Successful grants include:

  • Adoption of Lung Protective ventilation in patients undergoing emergency laparotomy (ALPINE).
    Funder:  NIAA-AAGBI (National Institute of Academic Anaesthesia)
  • Reducing Acquisition of CMV through antenatal Education: A feasibility study to assess an educational intervention to prevent cytomegalovirus infection in pregnancy (RACE FIT). Funder: NIHR with Dr Chrissie Jones and Prof Paul Heath)
  • Novel Methods for Risk Assessment of Patients with Brugada Syndrome: The London and Belfast Brugada Collaboration (LBBC)  (Funder: British Heart Foundation grant with Elijah Behr)
  • Asthma attacks in Latin America - 2 million grant with (led by Phil Cooper) and International consortium which include experts from Ecuador and Brazil and UK. Funder: NIHR
  • LiFT  - Lokelma for maximisation of RAAS inhibition in CKD patients with Heart Failure; a randomized double blind placebo controlled Trial - 295,000£ Funder: AstraZeneca. The funder bears no responsibilities in conducting, implementing and disseminating the results of the trial which is held at St George's (Clinical lead and expertise -  Prof Debasish Banerjee).
  • NIHR Global Health Research Unit on Social and Environmental Determinants of Health Inequalities (~7 million) - international cooperation between UK-Brazil-Ecuador (Lead applicant Prof Alastair Leyland-MRC/CSO Social and Public Health Sciences Unit and Prof Phil Cooper co-lead at St. George's University of London)
  • Statistical lead for Prevention of Admissions for CKD Patients (60k). Funder: South West London Integrated Care system. (Clinical lead and expertise - Prof Debasish Banerjee)

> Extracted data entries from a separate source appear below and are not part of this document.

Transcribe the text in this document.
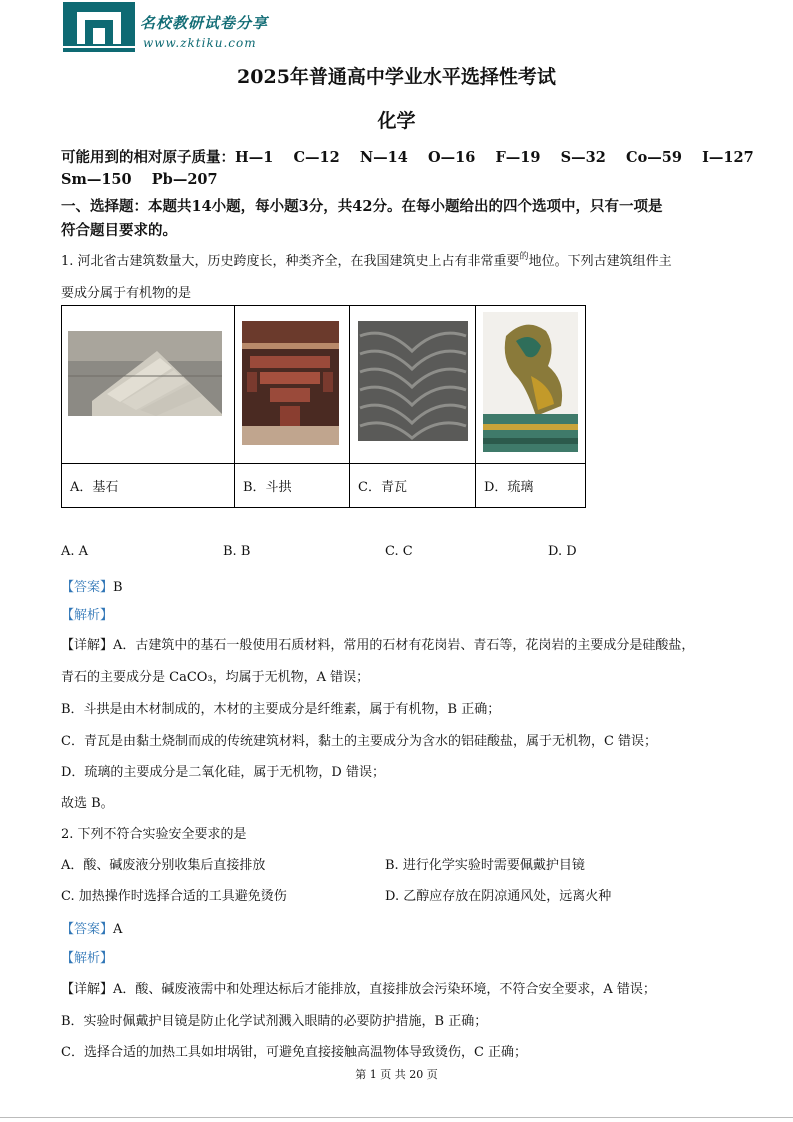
名校教研试卷分享
www.zktiku.com
2025年普通高中学业水平选择性考试
化学
可能用到的相对原子质量：H—1    C—12    N—14    O—16    F—19    S—32    Co—59    I—127
Sm—150    Pb—207
一、选择题：本题共14小题，每小题3分，共42分。在每小题给出的四个选项中，只有一项是
符合题目要求的。
1. 河北省古建筑数量大，历史跨度长，种类齐全，在我国建筑史上占有非常重要$^的$地位。下列古建筑组件主
要成分属于有机物的是

A．基石	B．斗拱	C．青瓦	D．琉璃
A. A	B. B	C. C	D. D
【答案】B
【解析】
【详解】A．古建筑中的基石一般使用石质材料，常用的石材有花岗岩、青石等，花岗岩的主要成分是硅酸盐，
青石的主要成分是 CaCO₃，均属于无机物，A 错误；
B．斗拱是由木材制成的，木材的主要成分是纤维素，属于有机物，B 正确；
C．青瓦是由黏土烧制而成的传统建筑材料，黏土的主要成分为含水的铝硅酸盐，属于无机物，C 错误；
D．琉璃的主要成分是二氧化硅，属于无机物，D 错误；
故选 B。
2. 下列不符合实验安全要求的是
A．酸、碱废液分别收集后直接排放	B. 进行化学实验时需要佩戴护目镜
C. 加热操作时选择合适的工具避免烫伤	D. 乙醇应存放在阴凉通风处，远离火种
【答案】A
【解析】
【详解】A．酸、碱废液需中和处理达标后才能排放，直接排放会污染环境，不符合安全要求，A 错误；
B．实验时佩戴护目镜是防止化学试剂溅入眼睛的必要防护措施，B 正确；
C．选择合适的加热工具如坩埚钳，可避免直接接触高温物体导致烫伤，C 正确；
第 1 页 共 20 页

Main cooperators on various projects include:

St George’s University

Professor Phil Cooper

Professor Elijah Behr

Professor Sanjay Sharma

Professor Paul Jones

Professor Paul Heath

Dr Tim Planche

St George’s NHS Hospital Trust

Dr Justin Richards

Dr Debasish Banerjee

Dr Ken Earle

Dr Anthony Pereira

Dr Meriel McEntagart

UK

Professor Max Bachmann

Internationally

Dr Natalia Cristina Romero Sandoval

Dr Alejandro Rodriguez

Dr Evelyn Calderones

Dr Diana Garcia

Dr Victor Seco Hidalgo

Dr Belinda Grey

 

I deliver a range of lectures in statistics applied to epidemiology and clinical data and lead a planned postgraduate module in Population Health Data Research - part of MSc Translational Medicine programme. Topics include:

Undergraduate lectures include

  • Learning from the data in biomedical research
  • Basic statistics with R (elementary tests and regression techniques for various types of outcomes)
  • Exploratory data  techniques (principal component analysis, cluster analysis)

Postgraduate topics (past and current) include

  • Longitudinal data analyses
  • Basic concepts in artificial intelligence  - supervised and unsupervised data learning
  • Bayesian statistical analyses using OpenBUGS, R and Stata.